The long-striding Barbaro dominated his three grass tries, including two minor stakes, by a total of more than 20 lengths. If he'd done that in England, he would be the overwhelming favorite for the Epsom Derby. In his first run on the main track, he took the 1 1/8-mile Holy Bull Stakes on Feb. 4 at Gulfstream by three-quarters of a length on a very sloppy track. He showed more speed there than he did on turf, but he's never been worse than second at any call. Edgar Prado, who's been on him the past two races, thinks he'll be fine Saturday against a rather weak field.
"He's the best horse in the race, and I don't think I should be worried," Prado said. "He is very easy to ride.

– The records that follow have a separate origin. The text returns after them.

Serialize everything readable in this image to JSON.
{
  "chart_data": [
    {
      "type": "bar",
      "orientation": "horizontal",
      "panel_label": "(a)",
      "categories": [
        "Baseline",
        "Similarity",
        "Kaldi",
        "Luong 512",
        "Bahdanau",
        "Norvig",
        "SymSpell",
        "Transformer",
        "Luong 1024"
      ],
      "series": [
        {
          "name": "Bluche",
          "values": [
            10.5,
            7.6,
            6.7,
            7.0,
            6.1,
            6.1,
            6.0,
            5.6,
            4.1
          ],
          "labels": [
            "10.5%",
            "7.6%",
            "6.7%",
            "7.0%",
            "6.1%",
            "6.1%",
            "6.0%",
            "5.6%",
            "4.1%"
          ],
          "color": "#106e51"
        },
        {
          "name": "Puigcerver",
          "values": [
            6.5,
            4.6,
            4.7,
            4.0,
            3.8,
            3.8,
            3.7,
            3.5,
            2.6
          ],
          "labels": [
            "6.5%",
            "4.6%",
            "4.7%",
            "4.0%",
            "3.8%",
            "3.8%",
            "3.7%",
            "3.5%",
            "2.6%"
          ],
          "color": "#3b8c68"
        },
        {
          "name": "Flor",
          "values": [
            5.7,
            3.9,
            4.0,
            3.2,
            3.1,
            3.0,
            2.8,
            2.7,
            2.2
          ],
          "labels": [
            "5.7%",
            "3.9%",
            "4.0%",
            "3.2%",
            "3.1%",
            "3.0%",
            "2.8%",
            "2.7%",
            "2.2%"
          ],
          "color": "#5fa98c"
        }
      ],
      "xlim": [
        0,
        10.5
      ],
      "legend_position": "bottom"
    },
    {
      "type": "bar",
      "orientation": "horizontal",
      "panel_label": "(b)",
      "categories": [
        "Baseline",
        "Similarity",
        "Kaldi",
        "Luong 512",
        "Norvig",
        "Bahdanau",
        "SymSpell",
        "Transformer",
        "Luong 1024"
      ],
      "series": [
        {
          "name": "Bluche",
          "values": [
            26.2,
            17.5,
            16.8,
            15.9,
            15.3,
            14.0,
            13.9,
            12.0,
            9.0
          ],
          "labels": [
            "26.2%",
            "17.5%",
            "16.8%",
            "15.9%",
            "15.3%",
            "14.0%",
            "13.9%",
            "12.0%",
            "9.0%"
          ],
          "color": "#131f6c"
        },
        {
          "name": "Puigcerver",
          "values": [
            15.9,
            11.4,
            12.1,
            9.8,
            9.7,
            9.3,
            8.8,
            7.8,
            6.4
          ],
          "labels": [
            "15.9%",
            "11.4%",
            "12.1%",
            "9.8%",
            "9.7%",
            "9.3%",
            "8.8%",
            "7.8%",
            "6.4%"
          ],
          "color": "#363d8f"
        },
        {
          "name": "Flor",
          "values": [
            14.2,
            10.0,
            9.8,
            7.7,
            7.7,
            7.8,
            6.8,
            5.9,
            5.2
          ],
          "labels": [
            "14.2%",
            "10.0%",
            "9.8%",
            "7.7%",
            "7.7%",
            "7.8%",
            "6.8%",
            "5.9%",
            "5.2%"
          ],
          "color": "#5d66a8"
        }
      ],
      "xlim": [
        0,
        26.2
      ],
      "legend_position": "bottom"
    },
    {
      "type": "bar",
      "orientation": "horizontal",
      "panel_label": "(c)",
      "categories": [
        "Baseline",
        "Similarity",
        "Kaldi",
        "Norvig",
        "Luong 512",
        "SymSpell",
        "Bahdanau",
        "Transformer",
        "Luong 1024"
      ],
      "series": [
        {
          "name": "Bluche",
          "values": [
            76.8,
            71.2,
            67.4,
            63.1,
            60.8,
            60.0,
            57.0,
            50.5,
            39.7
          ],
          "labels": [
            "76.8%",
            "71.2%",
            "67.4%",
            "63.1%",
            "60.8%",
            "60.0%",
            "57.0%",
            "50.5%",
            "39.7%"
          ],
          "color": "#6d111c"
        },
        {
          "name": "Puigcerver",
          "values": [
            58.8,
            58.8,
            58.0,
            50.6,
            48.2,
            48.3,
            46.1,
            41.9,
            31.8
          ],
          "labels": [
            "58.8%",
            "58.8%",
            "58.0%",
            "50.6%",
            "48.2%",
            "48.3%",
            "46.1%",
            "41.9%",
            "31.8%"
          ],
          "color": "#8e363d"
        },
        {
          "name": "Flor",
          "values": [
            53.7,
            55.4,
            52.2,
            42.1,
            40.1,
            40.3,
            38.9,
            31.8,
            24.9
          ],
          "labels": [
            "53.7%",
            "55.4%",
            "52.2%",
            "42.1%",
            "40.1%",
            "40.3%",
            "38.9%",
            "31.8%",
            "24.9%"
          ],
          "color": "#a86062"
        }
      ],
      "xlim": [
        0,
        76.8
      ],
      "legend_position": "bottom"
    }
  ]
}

He has speed when you want to use him early, and if you wait and sit, he has a couple of gears."
Even if he handles a dry track, the question of the competition there and the pre-Derby layoff will follow Barbaro to Louisville. That's fine with Matz.
"If it comes up weak and we're lucky enough to win the race, I feel it's even better,'' he said. "We're going to have a fresh horse, and we didn't have to travel around. We'll go up to Churchill Downs and hopefully he can keep his winning days going."
Besides the Florida Derby, I'll try to cash on three other stakes on Gulfstream's dynamite card.
Last week: With a $10 win bet on each of my three picks, you would have broken even, and free action is almost as good as winning. Sabatini and Laity did nothing in stakes for 3-year-olds at Turfway Park, but Take The Ribbon ($6) broke his maiden at Santa Anita.
8th race, Grade III Orchid Handicap (1 1/2 miles, turf)
Marathon specialist Honey Ryder won the Orchid last year and she had an excellent tightener four weeks ago when third at 1 1/16 miles, a distance far short of her best, in her 2006 debut. Honey Ryder is 5-for-8 in her last eight tries from 1? to 1? miles, never finishing more than three lengths behind. Dynamite Lass and Olaya should chase her home.
1.Honey Ryder 2. Dynamite Lass 3. Olaya
10th race, Grade III Pan American Handicap (1 1/2 miles, turf)
Go Deputy's late rally just fell short at 1 7/16 miles after Einstein walked on the lead and lasted on a yielding Gulfstream course. Einstein won't be allowed to set a ridiculously slow pace this time, and Go Deputy should get all the money.
1. Go Deputy 2. Silver Whistle 3. Einstein
12th race, Grade I Florida Derby (1 1/8 miles)
At short odds from post 10, the unbeaten Barbaro is no bargain, but I can't find anyone else I want to bet on. The speedy Flashy Bull ran a solid, troubled third behind the disqualified Corinthian and First Samurai, but Flashy Bull is only 1-for-8 lifetime, which inspires little confidence. Saint Augustus, from Todd Pletcher's endless assembly line of well-bred 3-year-olds, was far back in his only two graded stakes but could hit the board. Gifted sprinter Sharp Humor should ensure a fast pace in his two-turn debut.
1. Barbaro 2. Flashy Bull 3. Saint Augustus
13th race, Lure Stakes (1 Mile, turf)
Drum Major had no chance in a troubled trip from post 11 last time after being shipped to Santa Anita for the Grade I Kilroe mile. He drops significantly in class, draws post 3 and gets turf standout Rafael Bejarano, who has won on him. Drum Major is the best finisher in the field and there should be enough pace to make his late run count. One nagging question, though: Why no workouts since late February? I rarely if ever play horses showing no recent works, but this time I'll break that rule. Maybe George Weaver has been using long gallops to get Drum Major ready, and I'll give this underrated young trainer the benefit of the doubt. Rebel Rebel and Saint Stephen are the main threats.